Solidity Deep Dive (3): Proxy Patterns and Upgradable Contracts
How Solidity proxy patterns enable upgradable smart contracts — fallback functions, delegatecall, unstructured storage, and storage collision prevention.
Why Proxy Patterns?
The biggest limitation of Ethereum smart contracts is that once deployed, their code cannot be modified. Traditional centralized services receive continuous updates — new features, bug fixes, security patches — but the default Ethereum development model does not support this.
Proxy patterns make upgrades partially possible. The key idea:
- A proxy contract serves as the user-facing entry point.
- A separate logic (implementation) contract contains the actual business logic.
- To upgrade, deploy a new logic contract and update the proxy to point to it.
How It Works: Fallback + delegatecall
Two Solidity features make proxy contracts possible:
Fallback Function
When a function that does not exist in a contract is called, the contract’s fallback function is invoked instead:
contract MyContract {
fallback() external {
// Called for any unknown function selector
}
}
delegatecall
A low-level function that executes another contract’s code in the context of the calling contract. Storage changes are applied to the proxy’s storage, not the logic contract’s.
Proxy Forwarding
Combining both, the proxy contract forwards every call to the logic contract (this is essentially what OpenZeppelin’s proxy does):
assembly {
let ptr := mload(0x40)
// (1) Copy incoming call data
calldatacopy(ptr, 0, calldatasize())
// (2) Forward call to logic contract via delegatecall
let result := delegatecall(gas(), _impl, ptr, calldatasize(), 0, 0)
let size := returndatasize()
// (3) Retrieve return data
returndatacopy(ptr, 0, size)
// (4) Forward return data back to caller
switch result
case 0 { revert(ptr, size) }
default { return(ptr, size) }
}
For a detailed explanation of this assembly code, see OpenZeppelin’s Proxy Patterns and Proxy Upgrade Pattern documentation.
Writing Upgradable Contracts with OpenZeppelin
Because the proxy calls the logic contract via delegatecall, constructors cannot be used — they execute only once at deployment and cannot be proxied.

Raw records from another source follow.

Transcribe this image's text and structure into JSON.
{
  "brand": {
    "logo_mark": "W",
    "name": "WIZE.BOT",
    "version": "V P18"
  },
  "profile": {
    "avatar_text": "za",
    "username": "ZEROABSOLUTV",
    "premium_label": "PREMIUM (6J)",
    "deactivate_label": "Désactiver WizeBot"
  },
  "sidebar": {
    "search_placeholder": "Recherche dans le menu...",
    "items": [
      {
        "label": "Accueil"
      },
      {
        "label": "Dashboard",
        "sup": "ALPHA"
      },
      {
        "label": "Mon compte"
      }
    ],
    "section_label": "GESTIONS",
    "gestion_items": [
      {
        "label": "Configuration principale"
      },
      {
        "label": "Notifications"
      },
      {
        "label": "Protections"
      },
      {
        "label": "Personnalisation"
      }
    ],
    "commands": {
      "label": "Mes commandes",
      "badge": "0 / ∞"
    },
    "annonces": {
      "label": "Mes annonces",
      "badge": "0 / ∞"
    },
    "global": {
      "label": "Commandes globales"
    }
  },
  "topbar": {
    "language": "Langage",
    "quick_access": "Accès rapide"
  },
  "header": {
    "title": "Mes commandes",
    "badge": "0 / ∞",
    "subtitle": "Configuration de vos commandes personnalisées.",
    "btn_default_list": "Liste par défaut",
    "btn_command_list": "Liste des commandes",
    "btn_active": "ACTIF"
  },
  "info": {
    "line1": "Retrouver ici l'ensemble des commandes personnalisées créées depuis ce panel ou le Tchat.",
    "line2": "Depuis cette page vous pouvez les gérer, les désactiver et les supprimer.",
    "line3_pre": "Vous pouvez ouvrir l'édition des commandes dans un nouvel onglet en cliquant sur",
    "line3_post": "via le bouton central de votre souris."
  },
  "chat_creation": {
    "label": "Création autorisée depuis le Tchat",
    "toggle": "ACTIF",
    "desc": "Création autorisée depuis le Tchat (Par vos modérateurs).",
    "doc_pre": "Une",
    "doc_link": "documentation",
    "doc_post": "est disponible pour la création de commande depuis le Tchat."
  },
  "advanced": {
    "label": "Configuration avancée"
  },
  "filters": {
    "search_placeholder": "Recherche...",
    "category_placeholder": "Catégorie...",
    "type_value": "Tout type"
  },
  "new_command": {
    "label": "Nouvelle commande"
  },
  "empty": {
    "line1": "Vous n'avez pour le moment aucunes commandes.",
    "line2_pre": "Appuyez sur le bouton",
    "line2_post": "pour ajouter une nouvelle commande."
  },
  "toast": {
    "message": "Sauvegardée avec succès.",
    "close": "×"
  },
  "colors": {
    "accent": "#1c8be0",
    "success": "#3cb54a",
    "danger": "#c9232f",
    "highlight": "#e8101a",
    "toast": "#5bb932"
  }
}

Instead, use a regular initialize function:
contract MyContract {
uint256 public x;
function initialize(uint256 _x) public {
x = _x;
}
}
Since regular functions can be called multiple times, OpenZeppelin provides the Initializable contract with an initializer modifier that enforces single-execution.
Initializing Inherited Contracts
Constructors automatically invoke parent constructors, but initialize functions do not. You must explicitly call base contract initializers:
import "@openzeppelin/contracts-upgradeable/proxy/utils/Initializable.sol";
contract BaseContract is Initializable {
uint256 public y;
function initialize() public initializer {
y = 42;
}
}
contract MyContract is BaseContract {
uint256 public x;
function initialize(uint256 _x) public initializer {
BaseContract.initialize(); // Don't forget this!
x = _x;
}
}
Unstructured Storage Proxies
Storage variables live in the proxy contract (due to delegatecall). However, the proxy itself needs an _implementation address variable. If stored in slot 0, it would collide with the logic contract’s first storage variable.
OpenZeppelin’s unstructured storage pattern solves this by storing _implementation in a pseudo-random slot (derived from a hash). With 2²⁵⁶ possible slots, the collision probability is negligible.
Storage Collisions Between Implementation Versions
Even without the _implementation collision, upgrading to a new logic contract version can cause collisions if you:
- Insert a new variable in the middle of existing declarations
- Reorder existing variables
New storage variables must always be appended — never inserted or reordered.
References
- OpenZeppelin — Proxy Upgrade Pattern
- OpenZeppelin — Upgrading Smart Contracts
- OpenZeppelin — Writing Upgradeable Contracts
2026 Update Note
- This post was migrated from the original blog and language-polished in 2026.
- OpenZeppelin’s proxy architecture has matured significantly since 2022 (UUPS vs. Transparent Proxy, EIP-1967 storage slots, Beacon Proxies). The core concepts described here remain valid.